Reported stress varied by education, with 53 percent of those with more than a high school education reporting very or somewhat significant stress related to the election outcome, compared to 38 percent of those with a high school education or less. Additionally, a greater percentage of Americans who reside in urban areas said the same (62 percent), compared with those who live in suburban (45 percent) and rural (33 percent) areas.

These additional stressors may be affecting Americans’ health. The percentage of people reporting at least one health symptom because of stress rose from 71 percent to 80 percent over five months. A third of Americans have reported specific symptoms such as headaches (34 percent), feeling overwhelmed (33 percent), feeling nervous or anxious (33 percent) or feeling depressed or sad (32 percent).

“While these common health symptoms might seem minor, they can lead to negative effects on daily life and overall physical health when they continue over a long period,” said Nordal.

APA encourages people to stay informed but know their own limits when it comes to taking in information as one way to diminish the constant exposure to potentially distressing information and the resulting physical symptoms.

“For many, the transition of power and the speed of change can cause uncertainty and feelings of stress, and that stress can have health consequences.

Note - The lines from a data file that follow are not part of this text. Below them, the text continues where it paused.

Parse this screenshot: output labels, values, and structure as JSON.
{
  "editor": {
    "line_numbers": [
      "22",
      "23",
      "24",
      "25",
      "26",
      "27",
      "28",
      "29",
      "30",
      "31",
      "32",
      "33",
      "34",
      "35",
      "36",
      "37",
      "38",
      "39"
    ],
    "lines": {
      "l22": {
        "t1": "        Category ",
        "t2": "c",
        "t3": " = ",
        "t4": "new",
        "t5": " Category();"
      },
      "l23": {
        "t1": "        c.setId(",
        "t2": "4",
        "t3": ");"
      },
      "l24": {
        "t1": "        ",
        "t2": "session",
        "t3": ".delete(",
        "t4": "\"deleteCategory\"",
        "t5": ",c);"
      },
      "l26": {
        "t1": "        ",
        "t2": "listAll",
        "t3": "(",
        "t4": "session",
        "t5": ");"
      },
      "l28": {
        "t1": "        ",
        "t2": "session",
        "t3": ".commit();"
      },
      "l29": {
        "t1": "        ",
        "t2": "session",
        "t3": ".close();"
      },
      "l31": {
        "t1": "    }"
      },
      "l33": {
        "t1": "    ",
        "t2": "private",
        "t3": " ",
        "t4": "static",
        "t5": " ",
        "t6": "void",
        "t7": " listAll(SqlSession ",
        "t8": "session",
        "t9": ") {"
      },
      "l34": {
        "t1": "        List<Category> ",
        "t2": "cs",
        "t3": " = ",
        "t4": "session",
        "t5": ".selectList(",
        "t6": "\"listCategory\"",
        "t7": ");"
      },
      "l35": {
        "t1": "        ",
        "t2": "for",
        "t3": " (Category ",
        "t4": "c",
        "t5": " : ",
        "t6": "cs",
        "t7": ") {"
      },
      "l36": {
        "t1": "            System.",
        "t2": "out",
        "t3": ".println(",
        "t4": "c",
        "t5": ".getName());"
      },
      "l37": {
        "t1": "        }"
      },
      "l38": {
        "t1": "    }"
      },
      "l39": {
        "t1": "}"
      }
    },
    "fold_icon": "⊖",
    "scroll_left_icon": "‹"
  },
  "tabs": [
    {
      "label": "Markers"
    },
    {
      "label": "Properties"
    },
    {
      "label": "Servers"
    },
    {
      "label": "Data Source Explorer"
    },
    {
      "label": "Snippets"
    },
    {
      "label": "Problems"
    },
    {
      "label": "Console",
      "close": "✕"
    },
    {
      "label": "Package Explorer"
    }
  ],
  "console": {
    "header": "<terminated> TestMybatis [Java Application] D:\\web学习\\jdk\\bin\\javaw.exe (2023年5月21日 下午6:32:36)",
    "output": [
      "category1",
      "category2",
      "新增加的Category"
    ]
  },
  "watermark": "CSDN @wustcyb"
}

If the 24-hour news cycle is causing you stress, limit your media consumption,” said Nordal. “Read enough to stay informed but then plan activities that give you a regular break from the issues and the stress they might cause. And remember to take care of yourself and pay attention to other areas of your life.”

This marks the 10-year anniversary of the Stress in America™ report, part one of a two-part release. APA will release part two on Feb. 23, highlighting how technology use affects stress among Americans.

To read the full Stress in America™ report or download graphics, visit www.stressinamerica.org.

For additional information on stress, lifestyle and behaviors, visit www.apa.org/helpcenter. Join the conversation about stress on Twitter by following @APAHelpCenter and #stressAPA.

Methodology

The Stress in America™ survey was conducted online within the United States by Harris Poll on behalf of APA between Aug. 5 and 31, 2016, among 3,511 adults ages 18+ who reside in the U.S. Surveys were conducted in English and Spanish. APA commissioned Harris Poll to conduct an additional survey online within the United States between Jan. 5 and 19, among 1,019 adults ages 18+ who reside in the U.S. Surveys were conducted in English and Spanish. Data were weighted to reflect their proportions in the population. Weighting variables included age, gender, race/ethnicity, education, region and household income. Propensity score weighting also was used to adjust for respondents’ propensity to be online. Hispanic respondents were weighted for acculturation, taking into account respondents’ household language as well as ability to read and speak in English and Spanish. Because the sample is based on those who were invited and agreed to participate in the Harris Poll online research panel, no estimates of theoretical sampling error can be calculated. A full methodology is available upon request.